Proviamo a riflettere. Dove corriamo tutti, tutti i giorni? Perché il pil deve aumentare per forza? Per sostenere questa folle crescita si devono avere due auto per famiglia? Comprare vestiti inutili? Perché produrre sempre di più, se la popolazione in Occidente non aumenta?
Siamo inseriti in un sistema che non lascia un momento di respiro. Su mentelocale.it abbiamo aperto un blog di successo, Sono stufo, cambio vita, ci sono migliaia di italiani che non ne possono più di quello che stanno facendo e vorrebbero aprire un agriturismo, trasferirsi in campagna o in un paese tropicale.
Ebbene, A piedi nudi sulla terra (Mondadori, 2011, 232 pp, 18 Eu), il libro di Folco Terzani da poco in libreria, ci invita a fermarci a pensare. Buttiamo via il superfluo, viviamo dell'essenziale. Un giorno trascorso sull'Alta Via dei Monti Liguri a osservare i ritmi della natura - o del creato, direbbe baba Cesare, il protagonsita del libro - dà più senso alla nostra vita che una settimana di lavoro, soprattutto se il lavoro non piace. Si può vivere di poco, anche di niente.
Folco ci racconta come è entrato in contatto con baba Cesare in India. Come lui stesso ha percorso la strada della conoscenza, vivendo della solidarietà altrui, risalendo un fiume, senza nulla in tasca, con pochi stracci addosso, a piedi nudi.
Poi la narrazione si concentra su baba Cesare e sulla sua vita. Un ragazzo del '42, italiano, in cui Folco si imbatte in India, arrestato a vent'anni per una mezza sigaretta di marjuana a Torino. Entra in carcere e quando ne esce diventa un drogato vero, lascia la moglie e i due figli e comincia ad andare avanti e indietro dall'India. Siamo negli anni Sessanta, gli anni della beat generation, degli hippy, la via della seta era diventata il percorso dei magic bus, dall'Europa all'India, migliaia di giovani in cerca di una dimensione diversa. Si poteva attraversare la Turchia, l'Iran, l'Afghanistan, il Pakistan, a piedi, in macchina, con i furgoncini. Ora non si può più, pensate quant'è invalicabile l'Iran oggi.

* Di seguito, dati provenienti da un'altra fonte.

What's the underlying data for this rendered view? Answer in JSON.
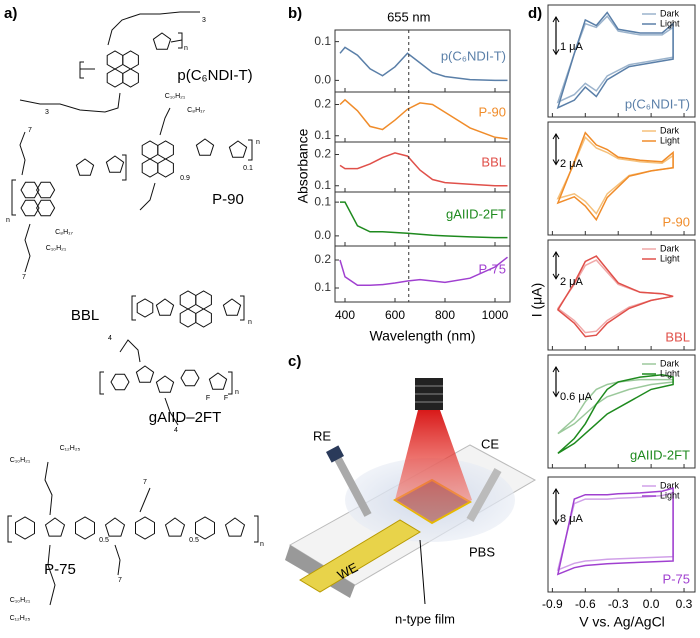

Cesare, non ancora baba Cesare, si lancia a piene mani dentro questa esperienza, con la sua compagna, però continua a farsi, un po' confuso tra il semplice sballo e il desiderio che questa esperienza diventi anche un percorso di ricerca. Ma perché lo diventi davvero decide di lasciare la sua compagna e di entrare in contatto con l'India più profonda, dei baba, dei guru, dei bramini. Vive per anni senza passaporto, in Italia deve ancora scontare dei mesi di prigione, è uscito dal Paese con i documenti di un'altra persona. In India va a finire in carcere più volte, non avendo nessun passaporto. Dopo anni di vagabondaggi, di ricerca, di rinuncia a ogni bene materiale, di incontri con diverse figure che lo portano sulla strada della conoscenza e della ricerca di Dio e, dopo aver messo al mondo un'altra figlia, si stabilisce definitivamente ad Hampi, dove lo scova Folco Terzani.

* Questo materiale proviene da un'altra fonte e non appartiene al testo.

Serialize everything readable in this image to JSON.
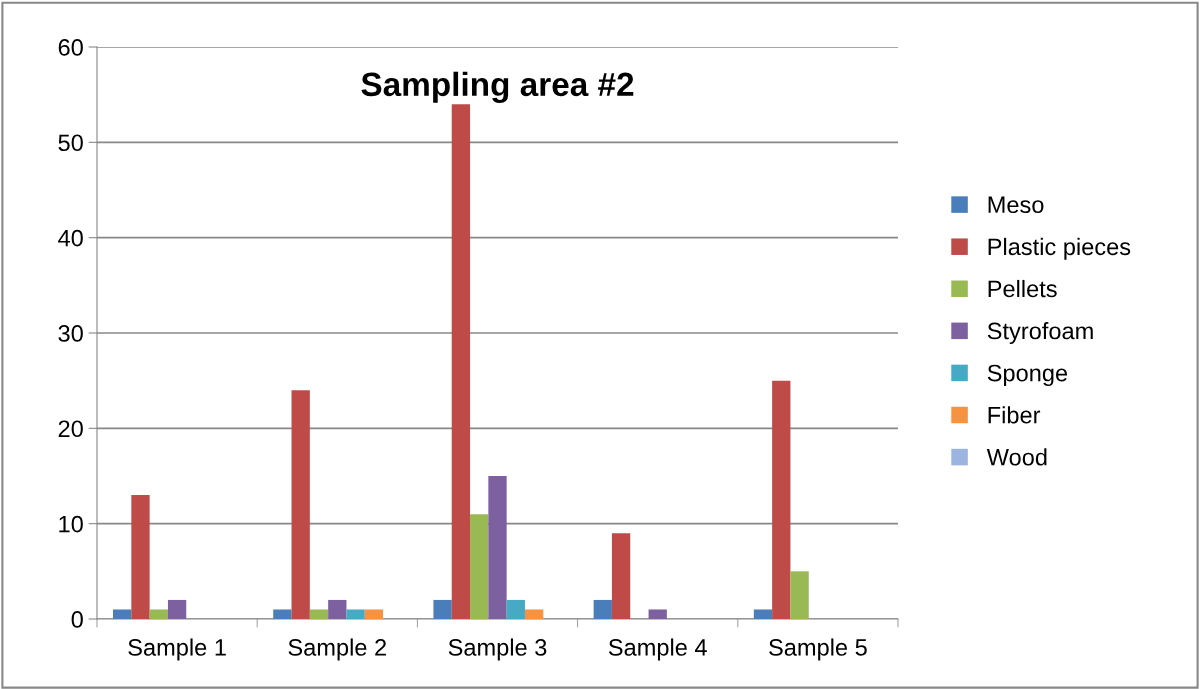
{
  "chart_data": {
    "type": "bar",
    "title": "Sampling area #2",
    "categories": [
      "Sample 1",
      "Sample 2",
      "Sample 3",
      "Sample 4",
      "Sample 5"
    ],
    "series": [
      {
        "name": "Meso",
        "color": "#4a7ebb",
        "values": [
          1,
          1,
          2,
          2,
          1
        ]
      },
      {
        "name": "Plastic pieces",
        "color": "#be4b48",
        "values": [
          13,
          24,
          54,
          9,
          25
        ]
      },
      {
        "name": "Pellets",
        "color": "#98b954",
        "values": [
          1,
          1,
          11,
          0,
          5
        ]
      },
      {
        "name": "Styrofoam",
        "color": "#7d60a0",
        "values": [
          2,
          2,
          15,
          1,
          0
        ]
      },
      {
        "name": "Sponge",
        "color": "#46aac5",
        "values": [
          0,
          1,
          2,
          0,
          0
        ]
      },
      {
        "name": "Fiber",
        "color": "#f69240",
        "values": [
          0,
          1,
          1,
          0,
          0
        ]
      },
      {
        "name": "Wood",
        "color": "#9cb4e0",
        "values": [
          0,
          0,
          0,
          0,
          0
        ]
      }
    ],
    "ylim": [
      0,
      60
    ],
    "yticks": [
      0,
      10,
      20,
      30,
      40,
      50,
      60
    ],
    "grid": "y",
    "legend": "right"
  }
}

Per alcuni baba Cesare è anche un personaggio ambiguo, uno che lascia moglie e figli, e ogni responsabilità, per la sua ricerca interiore. Forse è vero, qualche ambiguità di fondo ce le ha, un po' maschilista lo è. Però il libro ti fa meditare sull'inutilità di tante nostre scelte. E invita a cambiare vita, se siamo stufi. Tanto è una sola questa vita e, in fondo, perché non provare a viverla davvero?